1. Reznik DA. Oral manifestations of HIV disease. Top HIV Med. 2005 Dec-2006 Jan;13(5):143-148.
2. Sifri R, Diaz VA Jr, Gordon L, et al. Oral health care issues in HIV disease: developing a core curriculum for primary care physicians. J Am Board Fam Pract. 1998;11(6):434-444.
3. Triantos D, Porter SR, Scully C, Teo CG. Oral hairy leukoplakia: clinicopathologic features, pathogenesis, diagnosis, and clinical significance. Clin Infect Dis. 1997;25(26):1392-1396.

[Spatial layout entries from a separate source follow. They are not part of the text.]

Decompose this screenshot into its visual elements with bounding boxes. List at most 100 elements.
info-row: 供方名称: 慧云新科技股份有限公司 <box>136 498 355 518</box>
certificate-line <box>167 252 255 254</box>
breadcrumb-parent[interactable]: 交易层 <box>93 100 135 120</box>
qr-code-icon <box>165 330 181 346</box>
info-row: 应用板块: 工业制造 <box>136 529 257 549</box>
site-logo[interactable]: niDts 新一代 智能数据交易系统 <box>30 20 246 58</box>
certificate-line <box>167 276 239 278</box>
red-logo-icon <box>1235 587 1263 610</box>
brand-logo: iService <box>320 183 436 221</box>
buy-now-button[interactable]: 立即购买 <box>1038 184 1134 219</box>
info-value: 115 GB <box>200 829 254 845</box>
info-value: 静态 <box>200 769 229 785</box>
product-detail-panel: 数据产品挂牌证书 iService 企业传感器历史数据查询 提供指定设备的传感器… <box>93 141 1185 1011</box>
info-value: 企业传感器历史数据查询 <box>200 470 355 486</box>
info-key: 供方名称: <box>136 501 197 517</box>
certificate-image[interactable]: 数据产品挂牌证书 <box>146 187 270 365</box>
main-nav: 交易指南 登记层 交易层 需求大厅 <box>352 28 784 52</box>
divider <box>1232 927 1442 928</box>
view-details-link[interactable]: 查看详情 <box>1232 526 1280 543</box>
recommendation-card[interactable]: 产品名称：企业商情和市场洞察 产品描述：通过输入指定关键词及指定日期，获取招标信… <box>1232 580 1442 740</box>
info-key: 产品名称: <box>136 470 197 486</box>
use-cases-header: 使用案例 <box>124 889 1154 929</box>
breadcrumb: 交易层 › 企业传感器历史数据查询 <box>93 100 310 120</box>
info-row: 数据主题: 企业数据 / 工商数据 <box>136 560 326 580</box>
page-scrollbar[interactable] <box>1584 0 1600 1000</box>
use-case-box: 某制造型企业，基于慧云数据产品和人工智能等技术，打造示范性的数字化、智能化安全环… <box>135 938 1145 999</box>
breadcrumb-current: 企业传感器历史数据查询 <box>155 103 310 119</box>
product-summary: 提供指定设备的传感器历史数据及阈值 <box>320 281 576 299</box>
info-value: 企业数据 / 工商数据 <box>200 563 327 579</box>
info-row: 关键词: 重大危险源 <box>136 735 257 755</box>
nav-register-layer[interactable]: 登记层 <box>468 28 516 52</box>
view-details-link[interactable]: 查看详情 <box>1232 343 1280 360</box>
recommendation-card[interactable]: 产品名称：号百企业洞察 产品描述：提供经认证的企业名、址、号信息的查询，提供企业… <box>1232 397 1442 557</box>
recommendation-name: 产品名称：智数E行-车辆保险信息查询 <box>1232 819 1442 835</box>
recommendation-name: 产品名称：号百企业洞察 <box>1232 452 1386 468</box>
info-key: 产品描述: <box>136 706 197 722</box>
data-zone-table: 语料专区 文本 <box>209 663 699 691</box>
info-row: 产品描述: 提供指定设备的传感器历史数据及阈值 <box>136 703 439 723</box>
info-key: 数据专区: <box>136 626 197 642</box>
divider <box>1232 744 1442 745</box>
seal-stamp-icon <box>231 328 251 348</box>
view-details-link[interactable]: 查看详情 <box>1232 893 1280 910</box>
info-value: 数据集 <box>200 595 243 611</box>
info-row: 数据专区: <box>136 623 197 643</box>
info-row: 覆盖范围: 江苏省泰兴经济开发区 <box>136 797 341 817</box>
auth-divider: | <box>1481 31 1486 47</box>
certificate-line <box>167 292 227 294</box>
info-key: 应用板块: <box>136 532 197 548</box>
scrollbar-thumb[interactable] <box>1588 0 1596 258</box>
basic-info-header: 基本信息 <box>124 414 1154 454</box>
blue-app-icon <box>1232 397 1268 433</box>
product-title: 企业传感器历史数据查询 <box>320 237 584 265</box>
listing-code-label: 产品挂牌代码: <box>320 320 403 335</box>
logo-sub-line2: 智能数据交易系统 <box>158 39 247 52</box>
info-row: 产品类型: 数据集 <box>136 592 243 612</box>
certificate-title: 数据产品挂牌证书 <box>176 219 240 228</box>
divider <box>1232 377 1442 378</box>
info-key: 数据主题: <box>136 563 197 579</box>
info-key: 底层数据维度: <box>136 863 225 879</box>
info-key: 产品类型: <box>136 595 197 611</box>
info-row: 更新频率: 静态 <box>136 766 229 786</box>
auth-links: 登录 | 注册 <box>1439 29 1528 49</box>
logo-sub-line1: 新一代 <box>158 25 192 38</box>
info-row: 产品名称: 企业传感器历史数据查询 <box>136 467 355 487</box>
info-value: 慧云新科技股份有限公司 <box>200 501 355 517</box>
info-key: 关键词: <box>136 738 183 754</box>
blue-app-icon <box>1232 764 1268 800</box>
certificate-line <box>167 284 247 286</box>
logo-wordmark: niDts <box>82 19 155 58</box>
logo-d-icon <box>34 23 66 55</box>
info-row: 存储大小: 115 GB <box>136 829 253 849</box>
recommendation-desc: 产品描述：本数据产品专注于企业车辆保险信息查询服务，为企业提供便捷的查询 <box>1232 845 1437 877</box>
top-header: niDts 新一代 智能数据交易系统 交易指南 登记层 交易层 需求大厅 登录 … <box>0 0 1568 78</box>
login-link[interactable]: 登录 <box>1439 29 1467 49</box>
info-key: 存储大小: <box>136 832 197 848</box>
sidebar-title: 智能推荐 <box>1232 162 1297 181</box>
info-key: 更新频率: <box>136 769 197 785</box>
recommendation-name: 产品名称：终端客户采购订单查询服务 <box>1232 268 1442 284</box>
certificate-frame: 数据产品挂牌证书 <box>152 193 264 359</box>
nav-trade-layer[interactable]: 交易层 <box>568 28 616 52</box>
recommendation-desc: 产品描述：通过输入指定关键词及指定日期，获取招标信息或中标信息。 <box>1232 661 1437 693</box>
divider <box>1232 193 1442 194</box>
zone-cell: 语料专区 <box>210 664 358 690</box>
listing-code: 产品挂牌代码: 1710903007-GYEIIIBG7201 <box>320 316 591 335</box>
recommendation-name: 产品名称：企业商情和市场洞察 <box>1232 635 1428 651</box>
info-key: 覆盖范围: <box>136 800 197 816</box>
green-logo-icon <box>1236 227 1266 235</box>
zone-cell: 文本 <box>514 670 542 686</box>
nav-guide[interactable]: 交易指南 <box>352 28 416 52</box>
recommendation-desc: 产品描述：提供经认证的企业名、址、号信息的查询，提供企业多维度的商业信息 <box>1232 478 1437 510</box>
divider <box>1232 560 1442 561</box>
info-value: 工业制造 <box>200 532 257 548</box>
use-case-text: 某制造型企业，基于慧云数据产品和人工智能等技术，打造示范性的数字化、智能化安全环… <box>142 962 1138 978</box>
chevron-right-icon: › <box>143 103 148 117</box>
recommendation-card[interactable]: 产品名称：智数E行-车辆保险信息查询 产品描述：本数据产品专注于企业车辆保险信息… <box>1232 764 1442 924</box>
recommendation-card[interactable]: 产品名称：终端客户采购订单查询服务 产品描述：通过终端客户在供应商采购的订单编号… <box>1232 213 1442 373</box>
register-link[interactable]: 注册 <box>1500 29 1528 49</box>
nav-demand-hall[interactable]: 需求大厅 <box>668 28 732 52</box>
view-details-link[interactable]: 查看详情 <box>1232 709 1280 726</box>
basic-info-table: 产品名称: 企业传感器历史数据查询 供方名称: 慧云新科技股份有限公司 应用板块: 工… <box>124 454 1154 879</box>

4. Leigh JE, Shetty K, Fidel PL Jr. Oral opportunistic infections in HIV-positive individuals: review and role of mucosal immunity. AIDS Patient Care STDS. 2004;18(8):443-456.
5. Greenspan D, Greenspan JS, Hearst NG, et al. Relation of oral hairy leukoplakia to infection with human immunodeficiency virus and the risk of developing AIDS. J Infect Dis. 1987;155(3):475-481.